The Teachers Service Commission (TSC) will meet officials of the Kenya National Union of Teachers (Knut) today over the 2021 – 2025 Collective Bargaining Agreement (CBA).
TSC has also planned to meet officials of the Kenya Union of Post Primary Education Teachers (Kuppet) and Kenya Union of Special Education Teachers (Kusnet).
The agreement reviewed the remuneration payable to teachers which was to be implemented in two phases. The first phase was implemented on 1st July 2023.
The second phase was to be implemented on 1st July 2024. Teachers were to get salary changes in their July 2024 payslips but this did no happen as TSC said it lacked funds to implement it.
Both Knut and Kuppet have threatened to paralyze learning when schools reopen in third term in August.
On Monday President William Ruto appended his signature to the Supplementary Appropriation (No. 2) that will compensate after the withdrawal of the Finance Bill 2024 that resulted in revenue shortfall of sh344 billion.
Teachers phase 2 salary increment was not captured in the Supplementary budget.
Knut has declared that its members will not accept anything less than the second phase of the 2.5% to 9% salary increment awarded in 2023.
Any deviation from this increment, according to the union, would be seen as an act of treachery, a breach of contract, and a violation of their labour rights.
Knut expressed strong disapproval over recent budget cuts, emphasizing that such reductions undermine a legally binding agreement signed between the TSC and Knut in 2021, which was duly deposited in the Employment and Labour Relations Court.
The union argues that the CBA, which stipulates a 2.5% to 9% salary increment for teachers, should not be compromised by the National Treasury’s budgetary decisions.
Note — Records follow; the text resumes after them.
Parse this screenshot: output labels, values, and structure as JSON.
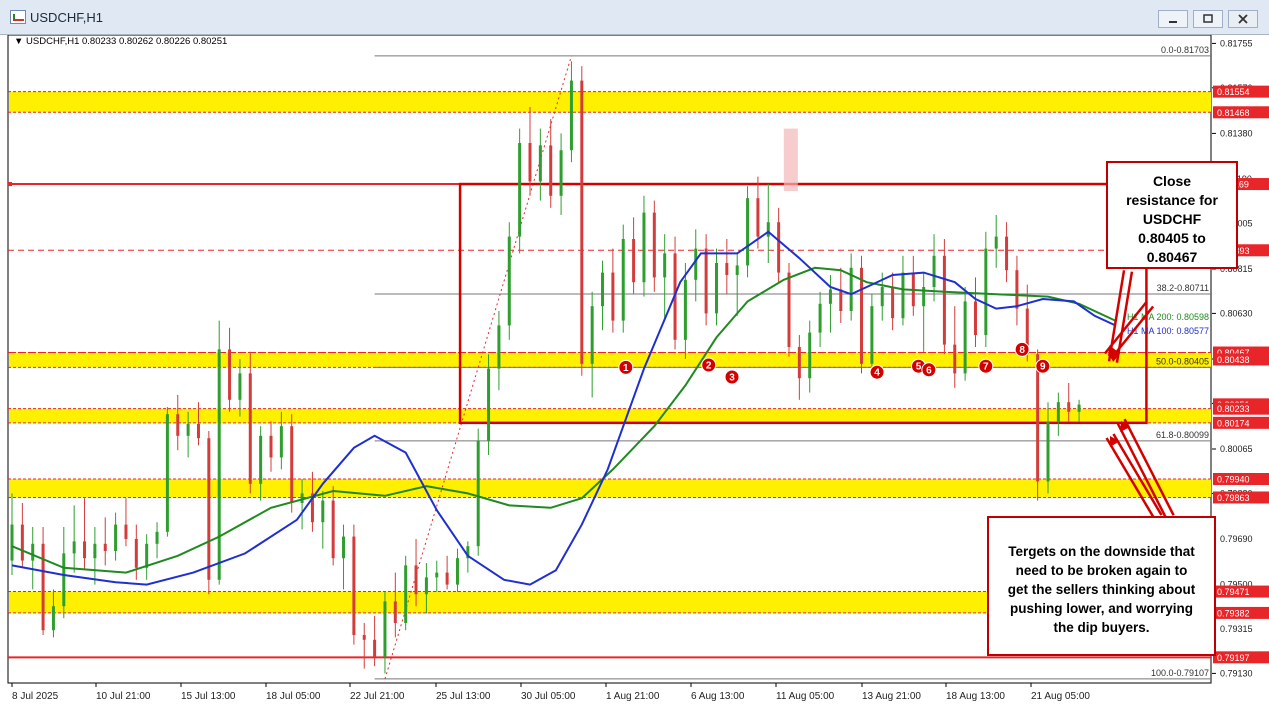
{
  "window": {
    "title": "USDCHF,H1",
    "buttons": [
      "minimize",
      "maximize",
      "close"
    ]
  },
  "chart_header": {
    "symbol": "USDCHF,H1",
    "ohlc": "0.80233 0.80262 0.80226 0.80251"
  },
  "colors": {
    "bull": "#2e9e2e",
    "bear": "#d43c3c",
    "ma_blue": "#1f2fd0",
    "ma_green": "#1f8a1f",
    "zone": "#ffef00",
    "box": "#d40000",
    "price_red": "#e8262a"
  },
  "chart_data": {
    "type": "candlestick",
    "symbol": "USDCHF",
    "timeframe": "H1",
    "ylim": [
      0.7909,
      0.8179
    ],
    "x_ticks": [
      "8 Jul 2025",
      "10 Jul 21:00",
      "15 Jul 13:00",
      "18 Jul 05:00",
      "22 Jul 21:00",
      "25 Jul 13:00",
      "30 Jul 05:00",
      "1 Aug 21:00",
      "6 Aug 13:00",
      "11 Aug 05:00",
      "13 Aug 21:00",
      "18 Aug 13:00",
      "21 Aug 05:00"
    ],
    "y_ticks": [
      "0.81755",
      "0.81570",
      "0.81380",
      "0.81190",
      "0.81005",
      "0.80815",
      "0.80630",
      "0.80440",
      "0.80255",
      "0.80065",
      "0.79880",
      "0.79690",
      "0.79500",
      "0.79315",
      "0.79130"
    ],
    "price_labels": [
      {
        "value": 0.81554,
        "text": "0.81554"
      },
      {
        "value": 0.81468,
        "text": "0.81468"
      },
      {
        "value": 0.81169,
        "text": "0.81169"
      },
      {
        "value": 0.80893,
        "text": "0.80893"
      },
      {
        "value": 0.80467,
        "text": "0.80467"
      },
      {
        "value": 0.80438,
        "text": "0.80438"
      },
      {
        "value": 0.80251,
        "text": "0.80251"
      },
      {
        "value": 0.80233,
        "text": "0.80233"
      },
      {
        "value": 0.80174,
        "text": "0.80174"
      },
      {
        "value": 0.7994,
        "text": "0.79940"
      },
      {
        "value": 0.79863,
        "text": "0.79863"
      },
      {
        "value": 0.79471,
        "text": "0.79471"
      },
      {
        "value": 0.79382,
        "text": "0.79382"
      },
      {
        "value": 0.79197,
        "text": "0.79197"
      }
    ],
    "fib_levels": [
      {
        "value": 0.81703,
        "text": "0.0-0.81703"
      },
      {
        "value": 0.80711,
        "text": "38.2-0.80711"
      },
      {
        "value": 0.80405,
        "text": "50.0-0.80405"
      },
      {
        "value": 0.80099,
        "text": "61.8-0.80099"
      },
      {
        "value": 0.79107,
        "text": "100.0-0.79107"
      }
    ],
    "ma_labels": [
      "H1 MA 200: 0.80598",
      "H1 MA 100: 0.80577"
    ],
    "zones": [
      {
        "from": 0.81468,
        "to": 0.81554
      },
      {
        "from": 0.80405,
        "to": 0.80467
      },
      {
        "from": 0.80174,
        "to": 0.80233
      },
      {
        "from": 0.79863,
        "to": 0.7994
      },
      {
        "from": 0.79382,
        "to": 0.79471
      }
    ],
    "range_box": {
      "top": 0.81169,
      "bottom": 0.80174
    },
    "horizontal_lines": {
      "solid_red": [
        0.81169,
        0.79197
      ],
      "dashed_red": [
        0.80893,
        0.80467
      ]
    },
    "markers": [
      "1",
      "2",
      "3",
      "4",
      "5",
      "6",
      "7",
      "8",
      "9"
    ],
    "ma100_path": [
      [
        0,
        0.7958
      ],
      [
        10,
        0.7954
      ],
      [
        20,
        0.7951
      ],
      [
        26,
        0.795
      ],
      [
        35,
        0.7955
      ],
      [
        45,
        0.7963
      ],
      [
        55,
        0.7977
      ],
      [
        60,
        0.7992
      ],
      [
        66,
        0.8007
      ],
      [
        70,
        0.8012
      ],
      [
        76,
        0.8005
      ],
      [
        82,
        0.7981
      ],
      [
        88,
        0.7962
      ],
      [
        95,
        0.7952
      ],
      [
        100,
        0.795
      ],
      [
        105,
        0.7956
      ],
      [
        110,
        0.7975
      ],
      [
        115,
        0.7998
      ],
      [
        122,
        0.804
      ],
      [
        129,
        0.8076
      ],
      [
        133,
        0.8088
      ],
      [
        140,
        0.8088
      ],
      [
        146,
        0.8097
      ],
      [
        152,
        0.8086
      ],
      [
        158,
        0.8074
      ],
      [
        162,
        0.8071
      ],
      [
        166,
        0.8075
      ],
      [
        170,
        0.8079
      ],
      [
        176,
        0.808
      ],
      [
        182,
        0.8076
      ],
      [
        186,
        0.8069
      ],
      [
        190,
        0.8065
      ],
      [
        194,
        0.8066
      ],
      [
        199,
        0.8069
      ],
      [
        205,
        0.8068
      ],
      [
        209,
        0.8062
      ],
      [
        213,
        0.8058
      ]
    ],
    "ma200_path": [
      [
        0,
        0.7966
      ],
      [
        10,
        0.7957
      ],
      [
        22,
        0.7955
      ],
      [
        32,
        0.7962
      ],
      [
        40,
        0.797
      ],
      [
        50,
        0.7982
      ],
      [
        62,
        0.7989
      ],
      [
        72,
        0.7987
      ],
      [
        80,
        0.7991
      ],
      [
        88,
        0.7988
      ],
      [
        96,
        0.7983
      ],
      [
        104,
        0.7982
      ],
      [
        110,
        0.7986
      ],
      [
        116,
        0.7998
      ],
      [
        124,
        0.8016
      ],
      [
        130,
        0.8033
      ],
      [
        136,
        0.8053
      ],
      [
        142,
        0.8068
      ],
      [
        149,
        0.8077
      ],
      [
        155,
        0.8082
      ],
      [
        160,
        0.8081
      ],
      [
        165,
        0.8076
      ],
      [
        172,
        0.8073
      ],
      [
        180,
        0.8072
      ],
      [
        190,
        0.8071
      ],
      [
        200,
        0.807
      ],
      [
        206,
        0.8067
      ],
      [
        213,
        0.806
      ]
    ],
    "candles": [
      [
        0,
        0.796,
        0.7988,
        0.7954,
        0.7975
      ],
      [
        2,
        0.7975,
        0.7984,
        0.7957,
        0.796
      ],
      [
        4,
        0.796,
        0.7974,
        0.7948,
        0.7967
      ],
      [
        6,
        0.7967,
        0.7974,
        0.7929,
        0.7931
      ],
      [
        8,
        0.7931,
        0.7948,
        0.7928,
        0.7941
      ],
      [
        10,
        0.7941,
        0.7974,
        0.7936,
        0.7963
      ],
      [
        12,
        0.7963,
        0.7983,
        0.7955,
        0.7968
      ],
      [
        14,
        0.7968,
        0.7986,
        0.7956,
        0.7961
      ],
      [
        16,
        0.7961,
        0.7974,
        0.795,
        0.7967
      ],
      [
        18,
        0.7967,
        0.7978,
        0.7958,
        0.7964
      ],
      [
        20,
        0.7964,
        0.798,
        0.796,
        0.7975
      ],
      [
        22,
        0.7975,
        0.7986,
        0.7966,
        0.7969
      ],
      [
        24,
        0.7969,
        0.7975,
        0.7952,
        0.7957
      ],
      [
        26,
        0.7957,
        0.7971,
        0.7952,
        0.7967
      ],
      [
        28,
        0.7967,
        0.7976,
        0.7961,
        0.7972
      ],
      [
        30,
        0.7972,
        0.8024,
        0.797,
        0.8021
      ],
      [
        32,
        0.8021,
        0.8029,
        0.8006,
        0.8012
      ],
      [
        34,
        0.8012,
        0.8022,
        0.8003,
        0.8017
      ],
      [
        36,
        0.8017,
        0.8026,
        0.8008,
        0.8011
      ],
      [
        38,
        0.8011,
        0.8014,
        0.7946,
        0.7952
      ],
      [
        40,
        0.7952,
        0.806,
        0.795,
        0.8048
      ],
      [
        42,
        0.8048,
        0.8057,
        0.8022,
        0.8027
      ],
      [
        44,
        0.8027,
        0.8044,
        0.802,
        0.8038
      ],
      [
        46,
        0.8038,
        0.8047,
        0.7988,
        0.7992
      ],
      [
        48,
        0.7992,
        0.8016,
        0.7985,
        0.8012
      ],
      [
        50,
        0.8012,
        0.8018,
        0.7997,
        0.8003
      ],
      [
        52,
        0.8003,
        0.8022,
        0.7998,
        0.8016
      ],
      [
        54,
        0.8016,
        0.8021,
        0.798,
        0.7984
      ],
      [
        56,
        0.7984,
        0.7994,
        0.7973,
        0.7988
      ],
      [
        58,
        0.7988,
        0.7997,
        0.7972,
        0.7976
      ],
      [
        60,
        0.7976,
        0.7989,
        0.7965,
        0.7985
      ],
      [
        62,
        0.7985,
        0.7991,
        0.7958,
        0.7961
      ],
      [
        64,
        0.7961,
        0.7975,
        0.7948,
        0.797
      ],
      [
        66,
        0.797,
        0.7975,
        0.7925,
        0.7929
      ],
      [
        68,
        0.7929,
        0.7934,
        0.7915,
        0.7927
      ],
      [
        70,
        0.7927,
        0.7937,
        0.7916,
        0.792
      ],
      [
        72,
        0.792,
        0.7947,
        0.7913,
        0.7943
      ],
      [
        74,
        0.7943,
        0.7955,
        0.7928,
        0.7934
      ],
      [
        76,
        0.7934,
        0.7962,
        0.7931,
        0.7958
      ],
      [
        78,
        0.7958,
        0.7969,
        0.7941,
        0.7946
      ],
      [
        80,
        0.7946,
        0.7959,
        0.7938,
        0.7953
      ],
      [
        82,
        0.7953,
        0.796,
        0.7947,
        0.7955
      ],
      [
        84,
        0.7955,
        0.7962,
        0.7948,
        0.795
      ],
      [
        86,
        0.795,
        0.7965,
        0.7947,
        0.7961
      ],
      [
        88,
        0.7961,
        0.7968,
        0.7955,
        0.7966
      ],
      [
        90,
        0.7966,
        0.8015,
        0.7962,
        0.801
      ],
      [
        92,
        0.801,
        0.8046,
        0.8004,
        0.804
      ],
      [
        94,
        0.804,
        0.8064,
        0.8031,
        0.8058
      ],
      [
        96,
        0.8058,
        0.8101,
        0.8052,
        0.8095
      ],
      [
        98,
        0.8095,
        0.814,
        0.8088,
        0.8134
      ],
      [
        100,
        0.8134,
        0.8149,
        0.8112,
        0.8118
      ],
      [
        102,
        0.8118,
        0.814,
        0.811,
        0.8133
      ],
      [
        104,
        0.8133,
        0.8144,
        0.8107,
        0.8112
      ],
      [
        106,
        0.8112,
        0.8138,
        0.8104,
        0.8131
      ],
      [
        108,
        0.8131,
        0.8168,
        0.8126,
        0.816
      ],
      [
        110,
        0.816,
        0.8166,
        0.8037,
        0.8042
      ],
      [
        112,
        0.8042,
        0.8072,
        0.8028,
        0.8066
      ],
      [
        114,
        0.8066,
        0.8085,
        0.8056,
        0.808
      ],
      [
        116,
        0.808,
        0.809,
        0.8055,
        0.806
      ],
      [
        118,
        0.806,
        0.81,
        0.8055,
        0.8094
      ],
      [
        120,
        0.8094,
        0.8103,
        0.8071,
        0.8076
      ],
      [
        122,
        0.8076,
        0.8112,
        0.807,
        0.8105
      ],
      [
        124,
        0.8105,
        0.811,
        0.8072,
        0.8078
      ],
      [
        126,
        0.8078,
        0.8096,
        0.806,
        0.8088
      ],
      [
        128,
        0.8088,
        0.8095,
        0.8048,
        0.8052
      ],
      [
        130,
        0.8052,
        0.8084,
        0.8044,
        0.8077
      ],
      [
        132,
        0.8077,
        0.8098,
        0.8068,
        0.809
      ],
      [
        134,
        0.809,
        0.8096,
        0.8058,
        0.8063
      ],
      [
        136,
        0.8063,
        0.809,
        0.8058,
        0.8084
      ],
      [
        138,
        0.8084,
        0.8094,
        0.8071,
        0.8079
      ],
      [
        140,
        0.8079,
        0.8088,
        0.8062,
        0.8083
      ],
      [
        142,
        0.8083,
        0.8116,
        0.8078,
        0.8111
      ],
      [
        144,
        0.8111,
        0.812,
        0.809,
        0.8095
      ],
      [
        146,
        0.8095,
        0.8117,
        0.8084,
        0.8101
      ],
      [
        148,
        0.8101,
        0.8107,
        0.8076,
        0.808
      ],
      [
        150,
        0.808,
        0.8084,
        0.8045,
        0.8049
      ],
      [
        152,
        0.8049,
        0.8054,
        0.8027,
        0.8036
      ],
      [
        154,
        0.8036,
        0.806,
        0.803,
        0.8055
      ],
      [
        156,
        0.8055,
        0.8072,
        0.8049,
        0.8067
      ],
      [
        158,
        0.8067,
        0.8079,
        0.8055,
        0.8073
      ],
      [
        160,
        0.8073,
        0.8082,
        0.8059,
        0.8064
      ],
      [
        162,
        0.8064,
        0.8088,
        0.806,
        0.8082
      ],
      [
        164,
        0.8082,
        0.8087,
        0.8038,
        0.8042
      ],
      [
        166,
        0.8042,
        0.8071,
        0.8039,
        0.8066
      ],
      [
        168,
        0.8066,
        0.808,
        0.806,
        0.8074
      ],
      [
        170,
        0.8074,
        0.808,
        0.8056,
        0.8061
      ],
      [
        172,
        0.8061,
        0.8087,
        0.8058,
        0.808
      ],
      [
        174,
        0.808,
        0.8087,
        0.8062,
        0.8066
      ],
      [
        176,
        0.8066,
        0.808,
        0.8047,
        0.8074
      ],
      [
        178,
        0.8074,
        0.8096,
        0.8068,
        0.8087
      ],
      [
        180,
        0.8087,
        0.8094,
        0.8046,
        0.805
      ],
      [
        182,
        0.805,
        0.8066,
        0.8032,
        0.8038
      ],
      [
        184,
        0.8038,
        0.8074,
        0.8035,
        0.8068
      ],
      [
        186,
        0.8068,
        0.8078,
        0.8049,
        0.8054
      ],
      [
        188,
        0.8054,
        0.8097,
        0.8049,
        0.809
      ],
      [
        190,
        0.809,
        0.8104,
        0.8082,
        0.8095
      ],
      [
        192,
        0.8095,
        0.8101,
        0.8076,
        0.8081
      ],
      [
        194,
        0.8081,
        0.8087,
        0.8058,
        0.8065
      ],
      [
        196,
        0.8065,
        0.8075,
        0.8043,
        0.8046
      ],
      [
        198,
        0.8046,
        0.8048,
        0.7985,
        0.7993
      ],
      [
        200,
        0.7993,
        0.8026,
        0.7988,
        0.8018
      ],
      [
        202,
        0.8018,
        0.803,
        0.8012,
        0.8026
      ],
      [
        204,
        0.8026,
        0.8034,
        0.8018,
        0.8022
      ],
      [
        206,
        0.8022,
        0.8027,
        0.8018,
        0.8025
      ]
    ]
  },
  "annotations": {
    "resistance_note": [
      "Close",
      "resistance for",
      "USDCHF",
      "0.80405 to",
      "0.80467"
    ],
    "targets_note": [
      "Tergets on the downside that",
      "need to be broken again to",
      "get the sellers thinking about",
      "pushing lower, and worrying",
      "the dip buyers."
    ]
  }
}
“It has come to our knowledge that despite TSC going to great pains to convince both the Departmental Committee on Education and Research and the Budget and Appropriation Committee why the
commission’s budget of Sh357,773,737,118 should not be reduced, the National Treasury has indeed gone ahead to cut down the budget by Sh10 billion. The government has whittled down TSC’s
budget, which certainly would affect the implementation of the second phase of the teachers’ CBA,” said Collins Oyuu, Secretary-General of Knut.
This stance comes in response to recent budget cuts imposed by the National Treasury on the TSC, reducing the budget from Sh357.7 billion to Sh347.5 billion. Knut argues that this will undermine the implementation of the 2021-2025 СВА.
The union maintains that such a significant reduction in the budget is a direct violation of the CBA and undermines the agreed-upon increments for teachers.
Knut is now calling on the National Treasury to restore the full Sh10 billion to ensure that the CBA is honoured.
The new Education CS Julius Migos Ogamba was approved by Parliamentarians yesterday after the vetting exercise ended.
During the vetting, CS Migos said he will negotiate with teachers to postpone the CBA implementation due to current financial challenges.
In the agreement the House allowance rates will change and is to be paid as categorized in four clusters. Cluster 1: Nairobi City Cluster 2: Mombasa, Kisumu and Nakuru Cities, Nyeri, Eldoret, Thika, Kisii, Malindi and Kitale municipalities. Cluster 3: Other former municipalities. Cluster 4: All other areas.
The House allowance rates for Clusters 1, 2 and 3 were retained. However, Cluster 4 rates were reviewed to be implemented in two phases.